Nadzieja w funduszach europejskich

Budżet unijny obejmuje lata 2014‒2020, więc jest szansa na nadrobienie zaległości inwestycyjnych. Dodatkowo jest jeszcze okres po zakończeniu tej perspektywy finansowej, kiedy można jeszcze wydawać te pieniądze.

‒ Ostatnio byliśmy skupieniu na całkowitym wykorzystaniu pieniędzy z poprzedniego budżetu unijnego, na lata 2007‒2013, i stąd mniej uwagi poświęcono temu nowemu.

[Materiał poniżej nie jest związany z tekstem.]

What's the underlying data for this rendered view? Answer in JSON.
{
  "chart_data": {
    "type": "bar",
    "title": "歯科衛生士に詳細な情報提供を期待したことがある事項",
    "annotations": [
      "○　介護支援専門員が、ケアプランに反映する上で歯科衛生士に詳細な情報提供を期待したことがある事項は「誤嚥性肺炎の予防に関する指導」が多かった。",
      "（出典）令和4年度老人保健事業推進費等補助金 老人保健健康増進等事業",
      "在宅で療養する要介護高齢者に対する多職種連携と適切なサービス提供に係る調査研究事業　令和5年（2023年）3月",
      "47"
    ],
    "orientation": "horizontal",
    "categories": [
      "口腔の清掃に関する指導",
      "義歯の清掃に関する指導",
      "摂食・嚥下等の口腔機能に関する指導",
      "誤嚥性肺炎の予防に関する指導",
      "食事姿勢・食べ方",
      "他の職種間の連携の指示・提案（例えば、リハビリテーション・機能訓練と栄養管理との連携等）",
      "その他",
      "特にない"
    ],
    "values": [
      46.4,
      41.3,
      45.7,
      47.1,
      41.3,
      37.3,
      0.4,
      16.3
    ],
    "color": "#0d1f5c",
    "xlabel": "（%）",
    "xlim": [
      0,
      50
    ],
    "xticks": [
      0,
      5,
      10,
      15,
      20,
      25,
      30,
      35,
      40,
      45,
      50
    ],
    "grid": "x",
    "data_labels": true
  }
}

Ale teraz jest  dobry moment, żeby przyspieszyć wydawanie tych funduszy – zwraca uwagę ekspert z Banku Światowego.

Dyrektorzy finansowi w dobrych nastrojach…

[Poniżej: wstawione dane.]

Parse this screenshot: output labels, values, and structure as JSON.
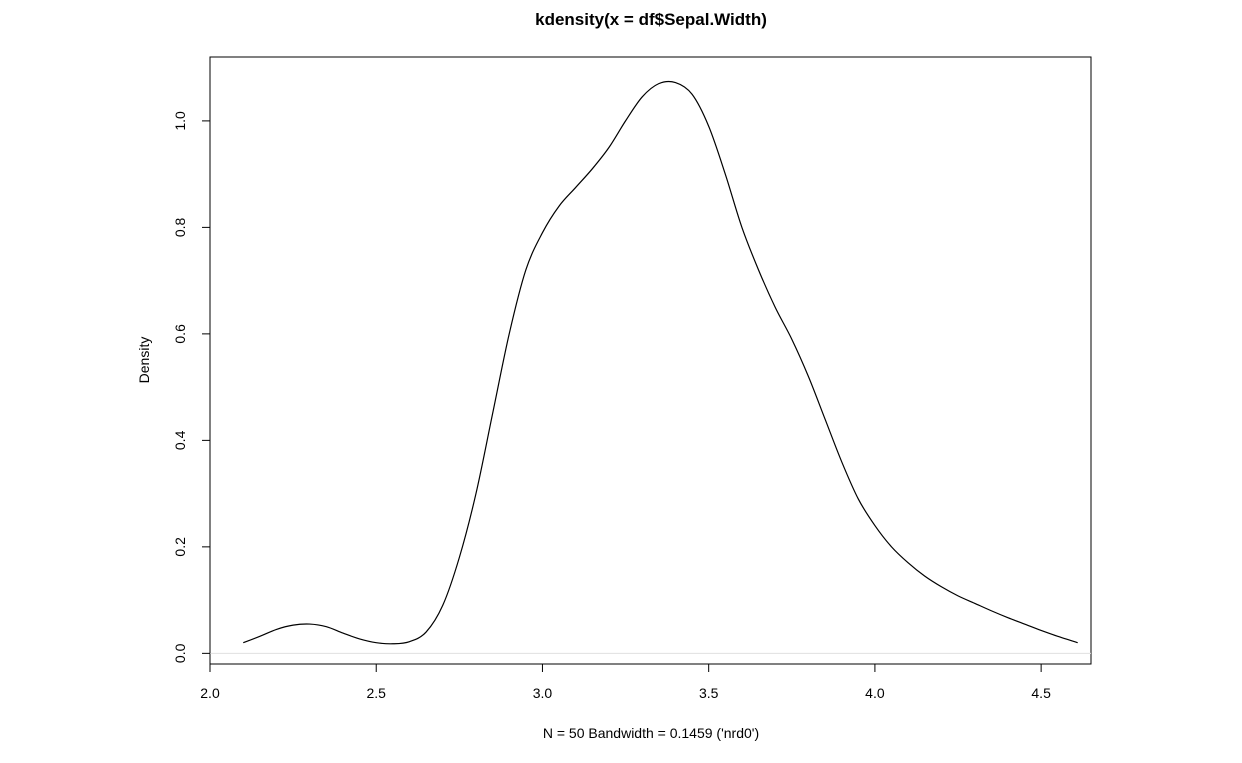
{
  "chart_data": {
    "type": "line",
    "title": "kdensity(x = df$Sepal.Width)",
    "xlabel": "N = 50   Bandwidth = 0.1459 ('nrd0')",
    "ylabel": "Density",
    "xlim": [
      2.0,
      4.65
    ],
    "ylim": [
      -0.02,
      1.12
    ],
    "xticks": [
      2.0,
      2.5,
      3.0,
      3.5,
      4.0,
      4.5
    ],
    "xtick_labels": [
      "2.0",
      "2.5",
      "3.0",
      "3.5",
      "4.0",
      "4.5"
    ],
    "yticks": [
      0.0,
      0.2,
      0.4,
      0.6,
      0.8,
      1.0
    ],
    "ytick_labels": [
      "0.0",
      "0.2",
      "0.4",
      "0.6",
      "0.8",
      "1.0"
    ],
    "grid": false,
    "baseline": 0.0,
    "line_color": "#000000",
    "baseline_color": "#e0e0e0",
    "series": [
      {
        "x": [
          2.1,
          2.15,
          2.2,
          2.25,
          2.3,
          2.35,
          2.4,
          2.45,
          2.5,
          2.55,
          2.6,
          2.65,
          2.7,
          2.75,
          2.8,
          2.85,
          2.9,
          2.95,
          3.0,
          3.05,
          3.1,
          3.15,
          3.2,
          3.25,
          3.3,
          3.35,
          3.4,
          3.45,
          3.5,
          3.55,
          3.6,
          3.65,
          3.7,
          3.75,
          3.8,
          3.85,
          3.9,
          3.95,
          4.0,
          4.05,
          4.1,
          4.15,
          4.2,
          4.25,
          4.3,
          4.35,
          4.4,
          4.45,
          4.5,
          4.55,
          4.61
        ],
        "y": [
          0.02,
          0.032,
          0.045,
          0.053,
          0.055,
          0.05,
          0.038,
          0.027,
          0.02,
          0.018,
          0.022,
          0.04,
          0.09,
          0.18,
          0.3,
          0.45,
          0.6,
          0.72,
          0.79,
          0.84,
          0.875,
          0.91,
          0.95,
          1.0,
          1.045,
          1.07,
          1.072,
          1.05,
          0.99,
          0.9,
          0.8,
          0.72,
          0.65,
          0.59,
          0.52,
          0.44,
          0.36,
          0.29,
          0.24,
          0.2,
          0.17,
          0.145,
          0.125,
          0.108,
          0.094,
          0.08,
          0.067,
          0.055,
          0.043,
          0.032,
          0.02
        ]
      }
    ]
  }
}
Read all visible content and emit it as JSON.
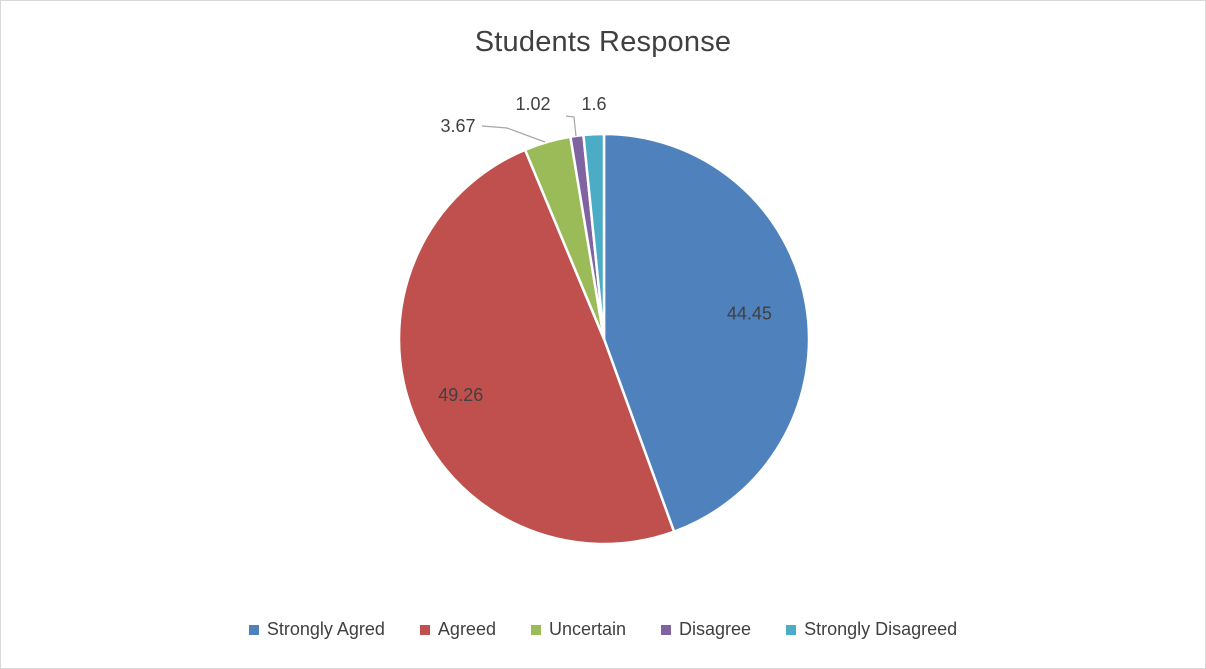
{
  "chart_data": {
    "type": "pie",
    "title": "Students Response",
    "categories": [
      "Strongly Agred",
      "Agreed",
      "Uncertain",
      "Disagree",
      "Strongly Disagreed"
    ],
    "values": [
      44.45,
      49.26,
      3.67,
      1.02,
      1.6
    ],
    "value_labels": [
      "44.45",
      "49.26",
      "3.67",
      "1.02",
      "1.6"
    ],
    "colors": [
      "#4f81bd",
      "#c0504d",
      "#9bbb59",
      "#8064a2",
      "#4bacc6"
    ],
    "legend_position": "bottom",
    "start_angle": "12 o'clock, clockwise"
  }
}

Obecnie jesteśmy już po trzech kwartałach, kiedy te środki są wydawane, i co musiałoby się stać w czwartym kwartale, żeby przewidywany wzrost 3,2 proc. był wyższy?

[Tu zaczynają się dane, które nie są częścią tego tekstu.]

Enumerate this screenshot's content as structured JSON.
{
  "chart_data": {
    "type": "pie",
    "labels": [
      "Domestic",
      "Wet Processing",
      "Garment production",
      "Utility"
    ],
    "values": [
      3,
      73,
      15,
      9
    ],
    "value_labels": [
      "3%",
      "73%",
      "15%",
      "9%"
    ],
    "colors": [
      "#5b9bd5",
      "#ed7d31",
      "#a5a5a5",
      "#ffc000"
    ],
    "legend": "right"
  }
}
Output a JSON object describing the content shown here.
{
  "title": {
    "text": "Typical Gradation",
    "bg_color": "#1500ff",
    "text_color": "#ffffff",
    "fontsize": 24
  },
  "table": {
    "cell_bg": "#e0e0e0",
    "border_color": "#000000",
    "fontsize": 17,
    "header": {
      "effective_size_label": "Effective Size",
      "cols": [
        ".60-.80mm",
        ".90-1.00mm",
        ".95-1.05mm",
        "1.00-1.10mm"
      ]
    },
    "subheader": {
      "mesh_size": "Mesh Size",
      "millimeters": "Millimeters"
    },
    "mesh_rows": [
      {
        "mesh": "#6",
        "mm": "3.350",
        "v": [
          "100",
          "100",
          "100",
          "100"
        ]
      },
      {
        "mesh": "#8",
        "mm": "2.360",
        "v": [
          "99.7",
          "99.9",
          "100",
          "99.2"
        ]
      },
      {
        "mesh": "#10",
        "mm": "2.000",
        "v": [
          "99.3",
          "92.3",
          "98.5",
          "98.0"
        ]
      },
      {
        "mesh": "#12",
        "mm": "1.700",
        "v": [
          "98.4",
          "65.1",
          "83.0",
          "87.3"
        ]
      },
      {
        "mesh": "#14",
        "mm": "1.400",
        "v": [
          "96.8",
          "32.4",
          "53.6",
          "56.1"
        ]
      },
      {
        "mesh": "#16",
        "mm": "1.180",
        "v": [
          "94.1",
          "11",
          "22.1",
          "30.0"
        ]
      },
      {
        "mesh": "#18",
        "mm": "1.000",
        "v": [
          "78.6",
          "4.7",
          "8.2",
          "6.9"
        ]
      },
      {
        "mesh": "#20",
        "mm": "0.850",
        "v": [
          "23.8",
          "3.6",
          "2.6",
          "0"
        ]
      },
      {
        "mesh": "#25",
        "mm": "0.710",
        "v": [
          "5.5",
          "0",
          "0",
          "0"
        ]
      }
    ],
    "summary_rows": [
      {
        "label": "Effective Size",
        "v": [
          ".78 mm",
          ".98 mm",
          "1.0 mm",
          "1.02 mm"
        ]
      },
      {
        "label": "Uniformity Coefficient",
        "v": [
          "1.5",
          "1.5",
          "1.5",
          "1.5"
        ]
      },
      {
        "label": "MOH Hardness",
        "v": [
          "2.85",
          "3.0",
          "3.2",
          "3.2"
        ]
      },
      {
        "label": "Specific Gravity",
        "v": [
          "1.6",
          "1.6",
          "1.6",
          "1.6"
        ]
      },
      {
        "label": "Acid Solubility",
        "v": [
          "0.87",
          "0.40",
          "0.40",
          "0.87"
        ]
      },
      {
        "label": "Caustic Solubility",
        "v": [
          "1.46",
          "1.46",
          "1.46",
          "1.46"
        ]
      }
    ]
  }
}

‒ Nie mamy jeszcze danych PKB za trzeci kwartał, będą one dopiero pod koniec listopada. Ale na podstawie miesięcznych wskaźników widać, że produkcja przemysłowa ma się całkiem nieźle, że rośnie dosyć mocno sprzedaż detaliczna. Mamy dobre nastroje dyrektorów finansowych, którzy odpowiadają za wydawanie pieniędzy (wskaźnik PMI). Niestety, w dół ciągnie nas budownictwo, i to jest spójne z tymi danymi o inwestycjach. O ile nie ma zastoju w budownictwie mieszkaniowym, to jest spadek inwestycji infrastrukturalnych – komentuje Leszek Kąsek.

... a deficyt budżetowy może być mniejszy

Wzrost PKB zapewne będzie niższy, ale też mniejszy będzie deficyt budżetowy, co powinno cieszyć, gdyż według raportu Banku Światowego wyniesie on 2,1 proc. PKB. Czy to jednak możliwe w sytuacji, gdy mamy w Polsce cały czas utrzymującą się deflację?

‒ Jeżeli chodzi o ten deficyt, który Polska raportuje dla potrzeb Unii Europejskiej, czyli deficyt całego sektora finansów publicznych według metodologii Unijnej, to o jednym współczynniku już wspomnieliśmy. Jest to istotny spadek inwestycji publicznych. Mniej wydajemy pieniędzy publicznych i ogólna pula wydatków publicznych jest mniejsza. Ponadto dobrze są ściągane wpływy z podatków pośrednich, a ma to związek z dobrą strukturą wzrostu gospodarczego. Bo to konsumpcja prywatna jest motorem wzrostu w tym roku. Wykonanie w podatkach bezpośrednich też jest niezłe, sytuacja na rynku pracy jest dobra. I mamy jeszcze dodatkowe wpływy  z aukcji za licencje LTE, to jest tzw. ujemny wydatek wg klasyfikacji unijnej, ale to czynnik, który wpływa na dobre wykonanie deficytu finansów publicznych w tym roku. Oczywiście ta prognoza jest obarczona pewną niepewnością, ale wierzymy, że wynik w tym roku będzie istotnie lepszy niż w poprzednim ‒ zaznacza gość Jedynki Leszek Kąsek, starszy ekonomista w warszawskim biurze Banku Światowego.